Introduction and objective:
In COVID-19, the rapid prediction of the severity of a patient’s condition using modern biomarkers can accelerate the implementation of appropriate therapy, and thus improve the patient’s prognosis.

Material and methods:
A meta-analysis was conducted of data available in the literature on the differences in baseline suPAR blood concentration between patients (1) who tested positive and negative for COVID-19, (2) who had severe and non-severe COVID-19, and (3) COVID-19 survivors and non-survivors.

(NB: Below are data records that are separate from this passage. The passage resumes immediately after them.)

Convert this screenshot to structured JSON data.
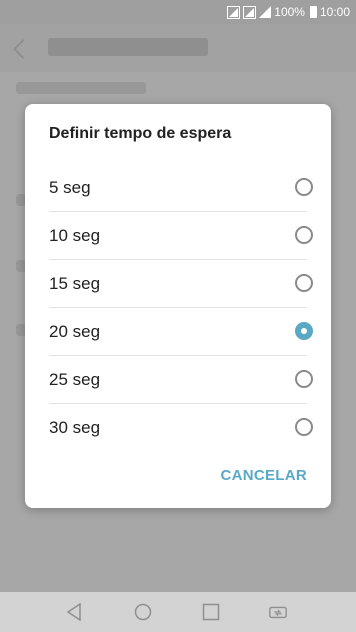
{
  "status_bar": {
    "battery": "100%",
    "time": "10:00",
    "icons": [
      "signal-sim1-icon",
      "signal-sim2-icon",
      "battery-icon"
    ]
  },
  "dialog": {
    "title": "Definir tempo de espera",
    "options": [
      {
        "label": "5 seg",
        "selected": false
      },
      {
        "label": "10 seg",
        "selected": false
      },
      {
        "label": "15 seg",
        "selected": false
      },
      {
        "label": "20 seg",
        "selected": true
      },
      {
        "label": "25 seg",
        "selected": false
      },
      {
        "label": "30 seg",
        "selected": false
      }
    ],
    "cancel_label": "CANCELAR"
  },
  "nav_bar": {
    "icons": [
      "back-icon",
      "home-icon",
      "recent-apps-icon",
      "switch-sim-icon"
    ]
  },
  "colors": {
    "accent": "#5aa9c4",
    "overlay": "#a9a9a9",
    "dialog_bg": "#ffffff"
  }
}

SuPAR levels in SARS-CoV-2 negative and positive patients varied and amounted to 3.61±1.59 ng/ml vs. 6.45±3.13 ng/ml, respectively (MD = -3.18; 95%CI: -4.71 to -1.66; p<0.001). suPAR levels among non-severe and severe COVID-19 patients were 7.06±2.64 ng/ml and 5.06±3.16 ng/ml (MD = 0.18; 95%CI: -2.48 to 2.83; p=0.90), respectively. Pooled analysis showed that suPAR levels between severe versus critical COVID-19 patients to be 5.59±1.54 ng/ml and 6.49±1.43 ng/ml, respectively (MD = -1.00; 95%CI: -1.31 to -0.70; p<0.001). The suPAR levels between ICU survivors versus non-survivors amounted to 5.82±2.33 ng/ml and 8.43±4.66 ng/ml (MD = -3.59; 95%CI: -6.19 to -1.00; p=0.007). In the case of in-hospital mortality, the mean suPAR level among survivors to hospital discharge was 5.63±1.27 ng/ml, compared to 7.85±2.61 ng/ml for patients who did not survive (MD = -3.58; 95%CI: -5.42 to -1.74; p<0.001).

SuPAR levels are significantly elevated in severe COVID-19 illness and maybe useful in predicting mortality. Further studies are needed to determine cut-off points and clarify the association of suPAR levels with disease progression. This is of utmost importance given the ongoing pandemic and overburdened health care systems.

The study was supported by the ERC Research Net and by the Polish Society of Disaster Medicine.